How has it felt to have transitioned from a RAM Scholar to now a leader in this realm?

I think we all to some degree struggle with imposter syndrome when we transition from trainee to faculty. But one thing that’s helped me is to see the role of mentorship through RAMS, in terms of getting to know mentors who are more established in their careers. It allows you to see yourself as you evolve through your own career and what that will look like in the future. I think through experience, and with receiving mentoring from these more senior clinician scientists, that you can move away from that imposter syndrome and work to embody yourself as a leader. I’m really pleased to host and be part of the program in this way, and hopefully I will be a mentor for people who are just starting out in their careers, and share my experience and my journey as well.

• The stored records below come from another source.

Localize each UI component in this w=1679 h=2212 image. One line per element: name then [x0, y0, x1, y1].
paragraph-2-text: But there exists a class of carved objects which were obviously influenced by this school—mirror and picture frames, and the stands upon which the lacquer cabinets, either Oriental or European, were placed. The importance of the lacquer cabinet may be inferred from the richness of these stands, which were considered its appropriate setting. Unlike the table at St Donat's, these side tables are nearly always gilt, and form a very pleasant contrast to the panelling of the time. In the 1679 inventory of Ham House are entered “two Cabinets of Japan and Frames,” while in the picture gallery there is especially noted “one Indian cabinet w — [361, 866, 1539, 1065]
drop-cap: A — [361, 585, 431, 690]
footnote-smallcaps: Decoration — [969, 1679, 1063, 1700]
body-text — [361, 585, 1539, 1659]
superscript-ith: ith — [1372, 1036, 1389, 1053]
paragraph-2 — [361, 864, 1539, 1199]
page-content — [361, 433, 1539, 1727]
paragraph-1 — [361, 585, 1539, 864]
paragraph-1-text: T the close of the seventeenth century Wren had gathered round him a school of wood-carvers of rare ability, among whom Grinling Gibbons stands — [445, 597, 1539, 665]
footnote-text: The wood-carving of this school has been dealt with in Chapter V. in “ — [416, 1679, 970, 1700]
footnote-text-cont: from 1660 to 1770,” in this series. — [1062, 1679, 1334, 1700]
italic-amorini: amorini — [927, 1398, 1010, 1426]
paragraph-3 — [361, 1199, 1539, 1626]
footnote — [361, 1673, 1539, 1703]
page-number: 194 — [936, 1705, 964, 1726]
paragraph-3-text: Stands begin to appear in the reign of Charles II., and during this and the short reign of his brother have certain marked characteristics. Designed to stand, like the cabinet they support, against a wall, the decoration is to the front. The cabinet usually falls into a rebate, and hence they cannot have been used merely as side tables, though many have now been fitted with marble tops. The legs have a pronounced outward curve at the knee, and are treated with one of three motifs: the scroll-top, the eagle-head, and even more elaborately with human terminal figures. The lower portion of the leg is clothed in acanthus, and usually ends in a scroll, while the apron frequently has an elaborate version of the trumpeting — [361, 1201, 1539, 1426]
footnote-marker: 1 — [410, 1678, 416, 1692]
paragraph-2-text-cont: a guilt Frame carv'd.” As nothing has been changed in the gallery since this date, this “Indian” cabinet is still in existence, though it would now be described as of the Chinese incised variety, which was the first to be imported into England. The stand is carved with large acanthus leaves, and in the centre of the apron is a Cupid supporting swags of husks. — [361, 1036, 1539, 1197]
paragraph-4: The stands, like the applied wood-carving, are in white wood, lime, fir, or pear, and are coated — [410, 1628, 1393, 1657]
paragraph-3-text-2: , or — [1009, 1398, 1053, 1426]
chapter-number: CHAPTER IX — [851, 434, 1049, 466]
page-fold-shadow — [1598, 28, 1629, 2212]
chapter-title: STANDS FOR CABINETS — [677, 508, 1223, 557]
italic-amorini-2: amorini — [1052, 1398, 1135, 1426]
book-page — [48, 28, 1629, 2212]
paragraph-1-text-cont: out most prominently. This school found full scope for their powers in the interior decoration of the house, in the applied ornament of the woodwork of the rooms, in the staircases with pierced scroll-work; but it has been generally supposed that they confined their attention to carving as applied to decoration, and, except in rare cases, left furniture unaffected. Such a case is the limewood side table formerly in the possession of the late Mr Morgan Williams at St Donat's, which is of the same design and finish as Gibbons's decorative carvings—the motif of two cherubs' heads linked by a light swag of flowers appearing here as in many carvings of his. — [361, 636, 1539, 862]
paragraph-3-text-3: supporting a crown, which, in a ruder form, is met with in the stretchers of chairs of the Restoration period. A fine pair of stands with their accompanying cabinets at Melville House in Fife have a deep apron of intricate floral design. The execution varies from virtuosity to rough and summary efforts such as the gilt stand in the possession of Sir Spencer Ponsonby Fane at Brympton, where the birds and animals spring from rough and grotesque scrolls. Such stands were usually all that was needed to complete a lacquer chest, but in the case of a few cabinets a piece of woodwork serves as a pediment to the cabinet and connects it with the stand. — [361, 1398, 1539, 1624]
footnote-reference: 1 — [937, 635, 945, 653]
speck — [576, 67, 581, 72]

Switching gears a bit, have you ever had an experience with a revise and resubmit decision and/or a rejection for a publication, or even a particularly challenging IRB issue?

Yes, I have had experience with it all!

In terms of publications, I mentor a lot of fellows through this process. We often talk about when we get feedback as a major revise and resubmission, that it’s very positive; the peer review process is there to make your work as credible and impactful as possible, so all this feedback is important to receive. Although sometimes fellows will be disheartened when asked to do a major revision, I think they feel like at the end of the process that their manuscript has significantly improved. With rejections, I like to visualize a hot potato: take the feedback that’s provided, improve it, and resubmit as quickly as possible without becoming discouraged. Keep on going, and trust that your work will be of relevance and impactful — and will, ultimately, be published.

As for the IRB, it’s there to be a responsible steward of research and ensure that participants are not harmed. I have had lots of feedback from our IRB over time with all of my work – it’s been constructive and helpful in centering the patient experience. As one example: we, in general, remunerate participants for their time. There have been discussions over time with the IRB about whether remuneration for participation can be coercive, particularly if they’re experiencing poverty, and how remuneration that might impact informed consent. Perspectives have also emerged to support payment to economically vulnerable populations as ethically justified and desirable when certain conditions are met. It’s an appropriate question to raise and I have appreciated the IRBs role – which is ultimately to ensure highest standards are employed to when conducting research and all ethical considerations have been duly reflected on.

Tell us about some directions you see your research going in.

One area I’ve become really interested in is the intersection between personal socioeconomic challenges and healthcare engagement challenges. For example, I see people regularly who want engage in treatment and be supported in their substance use goals, but because of poverty or other structural challenges such as homelessness, they’re not able to fully participate in or adhere to treatment. We’re just getting a trial off the ground now that is looking at offering health incentive payments to patients who are experiencing socioeconomic challenges who also want to engage in addiction treatment as a way to both overcome some socioeconomic barriers, and also support them in achieving their healthcare goals. I’m quite interested in innovative strategies like this that leverage cross-sectoral collaboration in order to address complex challenges.

Tell us one thing about yourself that readers might find interesting.

I love exploring beautiful British Columbia. Recently, I came back from a back country camping trip with my 2- and 5-year old near Whistler, on the traditional territories of the Squamish Nation and Lil’wat Nation. They carried their own backpacks and we enjoyed our awe-inspiring surroundings together in the mountains by glacier-fed Cheakamus Lake.

This interview was conducted by Natalie Karter, BS.